Statistically, there is no significant enrichment (p = 0.39).

For a variant that supposedly causes a Mendelian form of disease—even with incomplete penetrance—this lack of enrichment is a fatal blow.

How Rare Must a Causal Variant Be?
For context, the lifetime risk of MS is low:

0.25% for women,

0.14% for men.

If a variant caused even a modest 50% lifetime risk, its odds ratio relative to baseline would be enormous (~399 for women). This means we would expect NR1H3 R415Q to appear in:

~12–21% of all MS patients,

not < 0.1%, as actually observed.

Put simply, a variant that supposedly causes MS cannot be both rare in MS patients and this common in the general population.

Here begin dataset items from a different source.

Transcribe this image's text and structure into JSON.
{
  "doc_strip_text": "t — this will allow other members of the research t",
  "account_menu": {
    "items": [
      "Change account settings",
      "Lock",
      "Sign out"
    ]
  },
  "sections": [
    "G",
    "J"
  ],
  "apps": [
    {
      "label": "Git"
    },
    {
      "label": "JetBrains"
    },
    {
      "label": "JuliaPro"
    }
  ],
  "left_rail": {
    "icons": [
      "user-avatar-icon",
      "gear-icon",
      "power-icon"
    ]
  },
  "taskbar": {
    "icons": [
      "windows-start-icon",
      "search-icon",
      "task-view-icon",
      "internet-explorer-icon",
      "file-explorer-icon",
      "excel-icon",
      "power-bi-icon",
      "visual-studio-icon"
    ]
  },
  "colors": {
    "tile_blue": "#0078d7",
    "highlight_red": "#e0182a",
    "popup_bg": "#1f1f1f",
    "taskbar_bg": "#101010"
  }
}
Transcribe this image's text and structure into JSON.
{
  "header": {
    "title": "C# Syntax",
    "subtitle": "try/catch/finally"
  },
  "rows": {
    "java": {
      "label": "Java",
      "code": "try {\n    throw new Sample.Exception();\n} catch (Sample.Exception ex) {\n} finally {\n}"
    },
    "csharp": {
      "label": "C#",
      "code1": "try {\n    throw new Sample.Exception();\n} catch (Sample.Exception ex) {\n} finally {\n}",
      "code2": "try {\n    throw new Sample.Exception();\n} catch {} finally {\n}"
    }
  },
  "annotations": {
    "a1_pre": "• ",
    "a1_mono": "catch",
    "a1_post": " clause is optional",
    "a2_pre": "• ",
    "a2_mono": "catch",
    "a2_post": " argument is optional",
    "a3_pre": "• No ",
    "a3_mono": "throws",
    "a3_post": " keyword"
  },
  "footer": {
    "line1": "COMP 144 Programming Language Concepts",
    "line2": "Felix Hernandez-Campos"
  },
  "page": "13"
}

So What Is the Risk for NR1H3 R415Q Carriers?
Using case/control frequencies and established penetrance modeling, the authors estimate:

95% CI upper bound of penetrance:

2.2% for women

1.2% for men

Even if the variant is associated with slight increased susceptibility, the lifetime MS risk for a carrier is only a few percent at most.

This is nowhere near the behavior expected of a causal familial mutation. Why ExAC Is Still Useful
Minikel & MacArthur also address common criticisms of using population databases:

Are ExAC individuals disease-free? Not necessarily, but none were collected based on MS diagnosis.

Could ExAC contain some MS patients? Possibly—but in numbers far too small to affect allele frequency at this scale.

Are rare variants sometimes benign despite being rare? Yes, but this does not undermine cases where a variant is too common to be causal.

Could genotype errors explain this? Unlikely: R415Q calls appear high quality.

In other words, none of the limitations change the main conclusion: this variant is inconsistent with being a high-penetrance cause of familial MS.

Why This Matters for Human Genetics
This paper is more than a critique of one claim—it highlights a principle that is reshaping the field:

Large population datasets must be used to assess pathogenicity claims.

As of 2016, ExAC alone had helped reclassify over 150 previously reported “pathogenic” variants as benign.

Modern allele frequency resources have become essential for:

distinguishing genuine disease-causing variants from noise evaluating candidate gene findings applying rigorous statistical standards to variant interpretation

The authors argue that without considering such datasets, researchers risk drawing incorrect conclusions from small family studies—especially in complex diseases with low baseline incidence.

Conclusion: A Variant Too Common to Cause MS
Minikel & MacArthur deliver a clear message:

NR1H3 R415Q is simply too common—and too evenly distributed between cases and controls—to cause a familial form of multiple sclerosis.

While it’s still technically possible that the variant confers a very small increase in MS risk, the evidence does not support pathogenicity, high penetrance, or familial causation.

Disclaimer: This blog post is based on the provided research article and is intended for informational purposes only. It is not intended to provide medical advice. Please consult with a healthcare professional for any health concerns.

References:
Minikel, E. V., & MacArthur, D. G. (2016). Publicly available data provide evidence against NR1H3 R415Q causing multiple sclerosis. Neuron, 92(2), 336-338.